Line of Duty, politics and corruption


The sixth and final series of police corruption drama Line of Duty concluded on Sunday night. I say ‘concluded’, but the ending was rather inconclusive, to the extent that it may have left the door open to continue the story.

The revelation of the identity of ‘H’ proved to be a damp squib: rather than a kingpin, H was just a cog in a wider criminal conspiracy that will continue to function as before. The chief constable remains in securely in place, determined to quash any questions about institutional corruption. A diminished AC-12 struggles on, under an unpromising leader who may or may not carry the flame. Our heroes step into the evelvator and descend back to earth, with hints that they might return to the fray.

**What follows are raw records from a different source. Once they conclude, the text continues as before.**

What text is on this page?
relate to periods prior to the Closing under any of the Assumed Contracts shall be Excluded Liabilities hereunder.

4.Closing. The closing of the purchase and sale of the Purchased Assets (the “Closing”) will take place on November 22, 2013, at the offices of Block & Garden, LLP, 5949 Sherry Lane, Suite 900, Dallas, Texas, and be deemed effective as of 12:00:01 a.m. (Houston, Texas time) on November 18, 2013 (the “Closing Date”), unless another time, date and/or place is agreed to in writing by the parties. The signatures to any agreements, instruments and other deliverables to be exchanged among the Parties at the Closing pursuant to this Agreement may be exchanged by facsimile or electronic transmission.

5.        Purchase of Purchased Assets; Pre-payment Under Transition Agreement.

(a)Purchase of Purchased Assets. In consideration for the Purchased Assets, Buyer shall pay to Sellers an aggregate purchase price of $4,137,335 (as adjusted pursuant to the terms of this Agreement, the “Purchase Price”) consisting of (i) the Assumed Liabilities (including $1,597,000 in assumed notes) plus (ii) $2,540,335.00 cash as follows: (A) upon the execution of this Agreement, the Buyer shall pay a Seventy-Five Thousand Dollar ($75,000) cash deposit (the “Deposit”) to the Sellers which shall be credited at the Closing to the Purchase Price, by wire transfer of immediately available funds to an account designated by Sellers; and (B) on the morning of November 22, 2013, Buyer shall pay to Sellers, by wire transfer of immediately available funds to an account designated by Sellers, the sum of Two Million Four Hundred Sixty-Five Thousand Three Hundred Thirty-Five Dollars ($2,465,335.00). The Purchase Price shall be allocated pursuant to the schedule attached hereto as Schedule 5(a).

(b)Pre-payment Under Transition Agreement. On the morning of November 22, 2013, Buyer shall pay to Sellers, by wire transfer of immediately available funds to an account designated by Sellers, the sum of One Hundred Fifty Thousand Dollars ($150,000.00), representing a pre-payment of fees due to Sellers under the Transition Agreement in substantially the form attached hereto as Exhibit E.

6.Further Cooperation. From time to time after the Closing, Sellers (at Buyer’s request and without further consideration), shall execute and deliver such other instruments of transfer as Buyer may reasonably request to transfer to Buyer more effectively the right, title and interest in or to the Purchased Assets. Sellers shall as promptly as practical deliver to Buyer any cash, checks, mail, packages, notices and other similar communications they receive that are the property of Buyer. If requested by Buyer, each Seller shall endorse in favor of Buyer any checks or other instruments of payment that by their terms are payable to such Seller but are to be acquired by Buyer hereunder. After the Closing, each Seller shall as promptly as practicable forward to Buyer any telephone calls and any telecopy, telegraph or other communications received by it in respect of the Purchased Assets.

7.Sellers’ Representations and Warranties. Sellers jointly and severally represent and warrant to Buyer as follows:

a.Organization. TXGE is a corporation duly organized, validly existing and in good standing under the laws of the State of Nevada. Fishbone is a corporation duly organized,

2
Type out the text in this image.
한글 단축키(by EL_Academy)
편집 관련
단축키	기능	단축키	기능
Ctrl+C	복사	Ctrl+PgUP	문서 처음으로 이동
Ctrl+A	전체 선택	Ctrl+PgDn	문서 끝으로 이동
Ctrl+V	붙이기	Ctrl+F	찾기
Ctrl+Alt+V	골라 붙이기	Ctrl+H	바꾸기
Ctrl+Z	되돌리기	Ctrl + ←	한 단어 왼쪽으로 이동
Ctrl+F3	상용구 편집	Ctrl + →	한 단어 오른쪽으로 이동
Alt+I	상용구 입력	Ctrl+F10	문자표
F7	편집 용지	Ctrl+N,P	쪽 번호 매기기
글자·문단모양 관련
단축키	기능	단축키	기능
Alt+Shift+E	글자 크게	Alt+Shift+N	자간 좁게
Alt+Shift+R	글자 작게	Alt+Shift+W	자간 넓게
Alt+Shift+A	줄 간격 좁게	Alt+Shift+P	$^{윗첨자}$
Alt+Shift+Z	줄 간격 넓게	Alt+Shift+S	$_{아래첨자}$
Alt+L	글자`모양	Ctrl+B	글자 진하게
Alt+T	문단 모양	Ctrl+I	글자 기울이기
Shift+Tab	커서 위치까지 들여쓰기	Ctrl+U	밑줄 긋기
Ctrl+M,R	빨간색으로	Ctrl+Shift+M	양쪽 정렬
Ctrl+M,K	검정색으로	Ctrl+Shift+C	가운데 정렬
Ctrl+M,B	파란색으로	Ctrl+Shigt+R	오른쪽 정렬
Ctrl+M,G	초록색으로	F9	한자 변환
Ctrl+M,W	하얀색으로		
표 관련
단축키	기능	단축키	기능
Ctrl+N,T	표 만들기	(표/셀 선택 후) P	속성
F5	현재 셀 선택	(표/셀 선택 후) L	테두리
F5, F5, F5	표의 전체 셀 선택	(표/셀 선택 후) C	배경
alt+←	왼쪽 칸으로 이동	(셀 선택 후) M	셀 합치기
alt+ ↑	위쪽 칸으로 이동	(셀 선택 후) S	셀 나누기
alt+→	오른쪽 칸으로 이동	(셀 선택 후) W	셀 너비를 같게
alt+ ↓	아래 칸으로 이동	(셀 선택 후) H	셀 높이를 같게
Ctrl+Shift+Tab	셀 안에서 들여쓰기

On social media, fans who had been gripped for years by the efforts of AC-12 expressed disappointment and confusion at the ending. After investing in the show for so long, some felt let down and even angry at the lack of a clear and positive resolution.

Personally, I felt the ending was fitting, for a number of reasons.

Firstly, this series of Line of Duty has been the most political of the six. The connections between politics and policing were always clear in the show. The elected official of the Police and Crime Commissioner always loomed large, putting pressure on the service to deliver what they believed to be public priorities, which was not always committing money and effort to rooting out institutional corruption.

In this series, however, the writers put speeches into the mouth of Superintedent Hastings that sounded very close to commentaries on the current political situation. When he asked in despair, ‘When did we stop caring about honesty and integrity?’, he could have been talking about our political leaders, who are mired in accusations of expenses scandals, cash for access and dodgy COVID contracts. When Hastings characterised Buckles as a ‘bumbling fool’ whose ‘corruption was mistaken for incompetence’, it was pretty clear who he was really talking about.
Source: Wikipedia

In Line of Duty, as in government, the problem is with institutions rather than bad apples. And in making this case so strongly, the programme took a very political stance. This was also in keeping with the history of political corruption in Britain. Concern about ‘Old Corruption’ began in the eighteenth century, when the expansion of paid offices in the state increased concerns about the ability of the government to buy off its supporters. This upset the constitution, which relied upon balance to function properly: each element had to be able to check the others to ensure that good government was carried on in the interests of all.

As we approach the nineteenth century, this concern about elite corruption was central to the critique of the radical movement, which sought political representation for the excluded and a reform of the governing system so it did not just act in the interests of the monopoly. The vision of corruption became more elaborate, a nightmarish picture of rottenness and venality detailed in publications like The Extraordinary Black Book (1831). ‘The Thing’ was a kind of monster, with tentacles in every aspect of public life. If this sounds like the antisemitic conspiracy theories of the twentieth century, they partly had their origin in Georgian radical thought: it was in Britain that ideas about Jewish financial networks first gained ground.

Individual scandals might appear, such as the Duke of York affair of 1809, which concerned the selling of military commissions via his mistress. (It is interesting to consider what Georgian radicals would have made of accusations surrounding the current holder of that title.) But these were merely symptoms of a wider malaise, which could only be cured by radical reform of the system.

Line of Duty therefore fits a very British notion of conspiracy and corruption. It is currently showing on BBC America and will likely play well there too, since US political culture is if anything even more focused on these concerns. This was the founding ideology of the republic, since the revolution of 1776 was informed by the British radical tradition that was exported to the Americas in the eighteenth century.

The ending of Line of Duty may have felt unsatisfying as we usually expect crime fiction to deliver a clear resolution. The villain is unmasked, they rant that they would have succeeded if it wasn’t for you meddling kids, and the police procedural moves on to the next case. This is reassuring, since justice can be delivered, and individual evil is easier to explain than a problem with the world itself.

The best detective fiction is more sophisticated than this, however. Arguably the first detective novel, Charles Dickens’s Bleak House, ends in a similar way. Published in instalments over 1852 and 1853 (so, like Line of Duty, it kept its readers hooked from episode to episode), it painted a vivid picture of the rottenness and corruption of the British establishment. Key characters get their happy endings, but there is no doubt that ‘The Thing’ remains intact.

Despite the heroic efforts of AC-12, it does to this day.